Leitos hospitalares são substituídos por instituições “sem médicos”
Diário da Manhã
Publicado em 23 de agosto de 2016 às 02:43 | Atualizado há 9 anosOntem recebemos na unidade juvenil do hospital psiquiátrico que eu dirijo três homens com uniformes militares. Disseram que faziam parte de uma fazenda de recuperação evangélica com “regime militar” e que estavam lá para retirar, a pedido do pai, um paciente grave , com psicose tóxica (cannabis/maconha). Disseram que sua unidade não tem médico, o que existe vai lá uma vez a cada 15 dias, mas que eles não tem medo de pegar pacientes psiquiátricos graves: “A gente tem até uma tabelinha: 1/ para alcoolismo a gente dá isso. 2/ para maconha a gente dá aquilo. 3/ para agitação a gente ministra aquilo outro, etc.
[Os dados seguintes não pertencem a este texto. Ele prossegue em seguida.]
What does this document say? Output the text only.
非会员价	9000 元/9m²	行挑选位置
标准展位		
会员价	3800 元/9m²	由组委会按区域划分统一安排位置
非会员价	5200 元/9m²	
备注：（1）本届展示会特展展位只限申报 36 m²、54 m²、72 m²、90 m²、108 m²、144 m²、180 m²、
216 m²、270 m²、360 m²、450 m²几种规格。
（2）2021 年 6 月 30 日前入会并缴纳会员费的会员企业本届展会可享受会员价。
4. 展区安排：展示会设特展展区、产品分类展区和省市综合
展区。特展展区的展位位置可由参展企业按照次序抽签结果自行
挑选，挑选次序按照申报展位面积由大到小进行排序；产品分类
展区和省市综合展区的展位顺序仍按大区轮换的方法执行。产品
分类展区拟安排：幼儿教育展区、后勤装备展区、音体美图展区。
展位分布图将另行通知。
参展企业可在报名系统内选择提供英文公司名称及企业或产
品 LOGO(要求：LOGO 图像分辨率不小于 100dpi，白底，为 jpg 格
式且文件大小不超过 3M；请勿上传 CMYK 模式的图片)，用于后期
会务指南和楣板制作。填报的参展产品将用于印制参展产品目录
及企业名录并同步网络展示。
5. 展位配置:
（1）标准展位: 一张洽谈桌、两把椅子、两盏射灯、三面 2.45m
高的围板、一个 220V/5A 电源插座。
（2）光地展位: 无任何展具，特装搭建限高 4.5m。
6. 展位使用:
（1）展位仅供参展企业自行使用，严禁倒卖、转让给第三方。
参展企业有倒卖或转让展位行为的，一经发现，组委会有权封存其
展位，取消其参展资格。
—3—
O pai optou por retirar de nosso hospital porque nele o pai de crianças e menores precisam ficar de acompanhante, e o pai queria ficar livre da incumbência”.
Na semana passada recebemos um rapaz de 18 anos, com sua mãe, dizendo que já estava cansado de ficar na “solitária” de outra casa de recuperação. Lá eram medicados pela “dona”, segundo eles uma missionária evangélica casada com outro missionário. Ela seria, segundo o rapaz traumatizado, enfermeira do Samu, de onde , segundo ele, ela retiraria medicações para dar para os internos. Segundo ele, “ainda nesta semana eles passaram um apuro danado, pois um interno quase morreu com uma dose forte de neozine que deram para ele”. Neozine ( levomepromazina ) é um antipsicótico neuroléptico muito potente, de manuseio muito delicado, que facilmente pode levar à morte por uma série de motivos , colapso cardiovascular, obstrução respiratória com consequente insuficiência, arritmias, etc. Mesmo num hospital psiquiátrico seu uso é muito restrito e cuidadoso. Mas, segundo este interno, na casa de recuperação onde ele estava, tal medicação era ministrada inclusive por “obreiros”, ou seja, pessoal que nem da área da saúde é…
Isso acima reflete a situação não só de Goiás, mas do Brasil inteiro. Até 15 anos atrás, apenas 30% dos doentes psiquiátricos tinham associação com drogas. Hoje isso pulou para mais de 60%, em nossa casuística, de modo que praticamente todo doente mental, hoje, tem ligação com droga. Aí eles montam “fazendinhas, casas de recuperação, clínicas”, para drogados e isso passa a atender toda a população com doença psiquiátrica. Em síntese, são os novos hospitais psiquiátricos. Como um camelô na rua, as casas de recuperação “competem” com o “comércio que paga impostos, tem exigências, restrições, multas”. Eles não tem nenhum compromisso sanitário oficial, podem fazer o que querem, e ainda por cima com gastos ínfimos, quando comparados a um hospital, com toda sua canga enorme de impostos, exigências, normas, etc.
E o que é pior, tudo isso apoiado e financiado pelo Governo, o mesmo Governo que se gaba de ter “acabado com os leitos psiquiátricos” e tê-los colocados em centros psicológicos-sociais na comunidade. O que é pior é que o Governo montou essas estruturas caríssimas , em volume, pelo Brasil afora, que hoje gastam muito mais do que centenas de hospitais psiquiátricos. Disse que as montou , que custam caro de fato, mas que isso justifica o fim dos leitos psiquiátricos. Tais centros, segundo o Governo, substituem os hospitais, apesar de muitos deles já estarem virando um arremedo de hospital, e muito mais precário, pois, como as casas de recuperação, não tem médicos especialistas, plantonistas, etc. Governos gastam centenas de milhões de reais com os tais centros psicológico-sociais e ainda assim não conseguiram acabar com os leitos psiquiátricos. Pelo contrário, como mostro no gráfico, fizeram foi multiplicá-los de outras formas. Os custos, então, fizeram foi multiplicar-se, sem melhora real no atendimento técnico.
Não sou favorável a internação discriminada de pacientes psiquiátricos, assim como de qualquer outro paciente médico, sou favorável, isso sim, a seu tratamento técnico, digno, humano, seja onde for. Se precisar internar para fazer exames, para uma abordagem médica-especializada mais profunda, que se interne, assim como se dá em qualquer outra especialidade médica. Que fique o menor tempo e logo vá para um ambulatório médico-psiquiátrico especializado, coisa que também praticamente inexiste nas instâncias governamentais. Se for o hospital que tem os melhores ambulatórios, os melhores especialistas, os melhores meios de exames, as melhores equipes de enfermagem, os melhores recursos terapêuticos, então que se valorize o hospital, e não o demonize, como o faz o Governo Federal. É uma pura questão de hipocrisia, só isso.